CS 111

Lecture 13 Scribe Notes (Fall 2013)

by David Kang

File System Robustness

Goals

We can decompose FS robustness into subgoals:

Durability - Survives (limited) hardware failures. E.g. can survive power loss, but cannot survive computer melting.

Atomicity - Changes are done or not done.

Performance - Throughput and latency.

What can go wrong with hardware?

We focus on the "lose power" aspect since it is a simple problem. We need to deal with losing contents of RAM, CPU/controller caches, and registers. We only keep what was written to the disk.

Suppose you're writing to a disk, you only get a few microseconds to:
have the CPU execute a few instructions and
make the disk controller park its head.
We'd like to assume that sectors writes are atomic for the sake of this example.

Exceptions to atomicity

However, it is important to remember that sector writes are not always atomic. For example, according to Zheng et al. FAST '13 "Understanding the robustness of SSD's under power fault," out of 15 SSD's, only 2 worked after power loss during operation. The other 13 suffered from:

Implementing save in emacs

Suppose we're trying to implement ^X^S (save) in emacs.

write(fd, buf, sector size)

We don't have an operating system for now. If we lose power here, we can lose data. To try circumvent this issue, suppose we have 2 devices.

Golden Rule of Atomicity: Never overwrite your only copy.

We have two blocks, A and B. We write A first with B's data, then overwrite B's data.

old to new picture

One problem with this is that we bloat data by 2x. The second, more significant problem is that if we lose power right before we overwrite B's data, we do not know whether A or B's data is correct:

Don't know which data is right.

The solution to this is to do three writes. Then if we have a power loss, we take the 2/3 majority that are the same. If A, B, C are all different, we take A as the correct bit.

Doing three writes solves bit corruption. Writes are not atomic, but they eventually finish since we know which bit is correct.

Don't know which data is right.

Lampson-Sturg's assumptions

Eggert Assumption (overly rosy)

We use Eggert's Assumption to simply things for us.

An example

if (lseek(fd, 0, SEEKSET) % 8192 == 0)
	write(fd, buf, 8192);  // assume already allocated
	// assume BSD style file system
Picture of drive layout.

We update the time stamp first, then the data. This will cause 'make' to do extra work, but it will still succeed.

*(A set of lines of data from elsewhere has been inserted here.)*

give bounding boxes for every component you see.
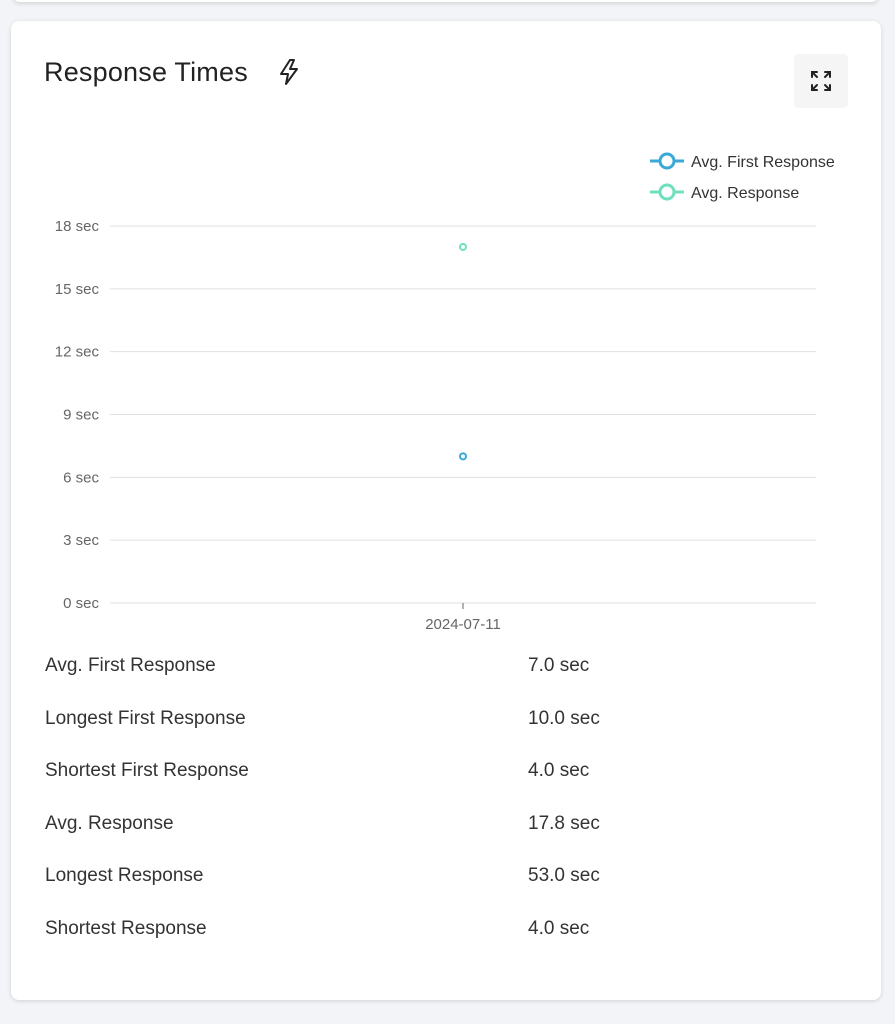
legend-label: Avg. First Response xyxy=(691,154,835,171)
stat-row: Avg. Response 17.8 sec xyxy=(45,801,845,854)
expand-icon xyxy=(811,71,831,91)
stat-row: Shortest Response 4.0 sec xyxy=(45,906,845,959)
lightning-bolt-icon xyxy=(280,59,298,85)
response-times-chart: Avg. First Response Avg. Response 0 sec 3 … xyxy=(55,152,835,633)
legend-item[interactable]: Avg. Response xyxy=(650,183,799,202)
legend-swatch-marker xyxy=(658,183,676,201)
legend-label: Avg. Response xyxy=(691,185,799,202)
y-tick-label: 12 sec xyxy=(55,344,100,361)
legend-item[interactable]: Avg. First Response xyxy=(650,152,835,171)
x-axis-ticks: 2024-07-11 xyxy=(425,603,501,633)
stat-row: Avg. First Response 7.0 sec xyxy=(45,643,845,696)
stat-label: Longest Response xyxy=(45,865,204,887)
legend-swatch-marker xyxy=(658,152,676,170)
stat-label: Avg. Response xyxy=(45,812,174,834)
y-tick-label: 3 sec xyxy=(63,532,99,549)
stat-row: Longest Response 53.0 sec xyxy=(45,853,845,906)
y-tick-label: 18 sec xyxy=(55,218,100,235)
y-tick-label: 6 sec xyxy=(63,469,99,486)
stat-value: 17.8 sec xyxy=(528,812,600,834)
y-tick-label: 9 sec xyxy=(63,407,99,424)
stat-value: 7.0 sec xyxy=(528,655,590,676)
card-title: Response Times xyxy=(44,57,248,87)
stat-row: Longest First Response 10.0 sec xyxy=(45,696,845,749)
y-tick-label: 15 sec xyxy=(55,281,100,298)
response-times-card: Response Times Avg. First Response Avg. R… xyxy=(11,21,881,1000)
stats-table: Avg. First Response 7.0 sec Longest Firs… xyxy=(45,643,845,959)
x-tick-label: 2024-07-11 xyxy=(425,616,501,633)
stat-value: 10.0 sec xyxy=(528,707,600,729)
stat-value: 53.0 sec xyxy=(528,865,600,887)
data-point[interactable] xyxy=(459,242,467,251)
previous-card-edge xyxy=(12,0,879,2)
data-point[interactable] xyxy=(459,452,467,461)
y-axis-ticks: 0 sec 3 sec 6 sec 9 sec 12 sec 15 sec 18 sec xyxy=(55,218,100,612)
stat-label: Longest First Response xyxy=(45,707,246,729)
y-tick-label: 0 sec xyxy=(63,595,99,612)
expand-button[interactable] xyxy=(794,54,848,108)
stat-label: Avg. First Response xyxy=(45,655,216,676)
stat-value: 4.0 sec xyxy=(528,760,590,782)
stat-label: Shortest Response xyxy=(45,917,207,939)
stat-row: Shortest First Response 4.0 sec xyxy=(45,748,845,801)
chart-grid xyxy=(110,225,816,604)
stat-label: Shortest First Response xyxy=(45,760,249,782)
stat-value: 4.0 sec xyxy=(528,917,590,939)
chart-legend: Avg. First Response Avg. Response xyxy=(650,152,835,202)
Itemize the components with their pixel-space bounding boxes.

A common optimization is to do the write, dally, and then timestamp the file. This, however, has the issue of breaking 'make' since it depends on updated timestamps. The solution to this is to use a cleanup procedure following a reboot, i.e. 'make clean'.

Another example

rename("d/a", "d/b")
rename("d/a", "d/bb")
a being crossed out to b

For the first operation, we find d's inode, then we find d's data and change the "a" to "b".

The second operation can be more difficult because it requires dealing with block allocation, as the file names are of different sizes.

rename("d/a", "e/b")
showing directory change.

A problem that arises here is that when we write first, the link count is 1, although there are now two links pointing to the inode.

To fix this:

  1. increment link count
  2. write e's data
  3. write d's data
  4. decrement link count

This way, the link count never under underestimates the true value. It can, however, overestimate, but this is better. This way we may lose disk space but cannot lose data.

Invariants

It is important to have a model for invariants for your file system. An invariant is a condition that should always be true. Otherwise there can be serious consequences, like data loss.

Example of invariants for a BSD-style file system include:

  1. Every block of f.s. is used for exactly one purpose. Otherwise, there is "disaster" (data loss).
  2. All referenced blocks are initialized to data appropriate for that type. Otherwise, disaster.
  3. All referenced blocks are marked used in the bitmap. Otherwise, disaster.
  4. All unreferenced blocks are mareked free in the bitmap. Otherwise, there can be storage loss.

The fourth invariant is the least important and not really an invariant since its consequence isn't too serious. Other invariants exist as well and vary for different file systems.

Performance improvement ideas

1) Commit Record

  1. write "data" outputs into a preliminary area, like a temp file
  2. wait for all blocks to hit disk (reordering is okay)
  3. copy temporary data back to the original, wait for it to hit the disk
  4. write "done" to the commit record
BEGIN
	pre-commit phase	// work is being done, but you can back out
COMMIT or ABORT			// atomic at lower level
	post-commit phase	// work is being done, but cannot back out
END

This process appears to be atomic to the user.

2) Journal

Showing what journal looks like.

It is possible to have only a journal and no cell blocks. This allows very fast writes and slow reads. Some cell storage can be cached to RAM

When the journal runs out, it can start over at the beginning of the jornal. This requires garbage collecting the journal as only some of the early parts of the journal can be used.

ext4 is an example of a journaled file system.

Logging protocols

Writeahead logs

Writebehind logs

When replaying logs after a crash, for writeahead logs replay left to right. For writebehind logs, replay right to left.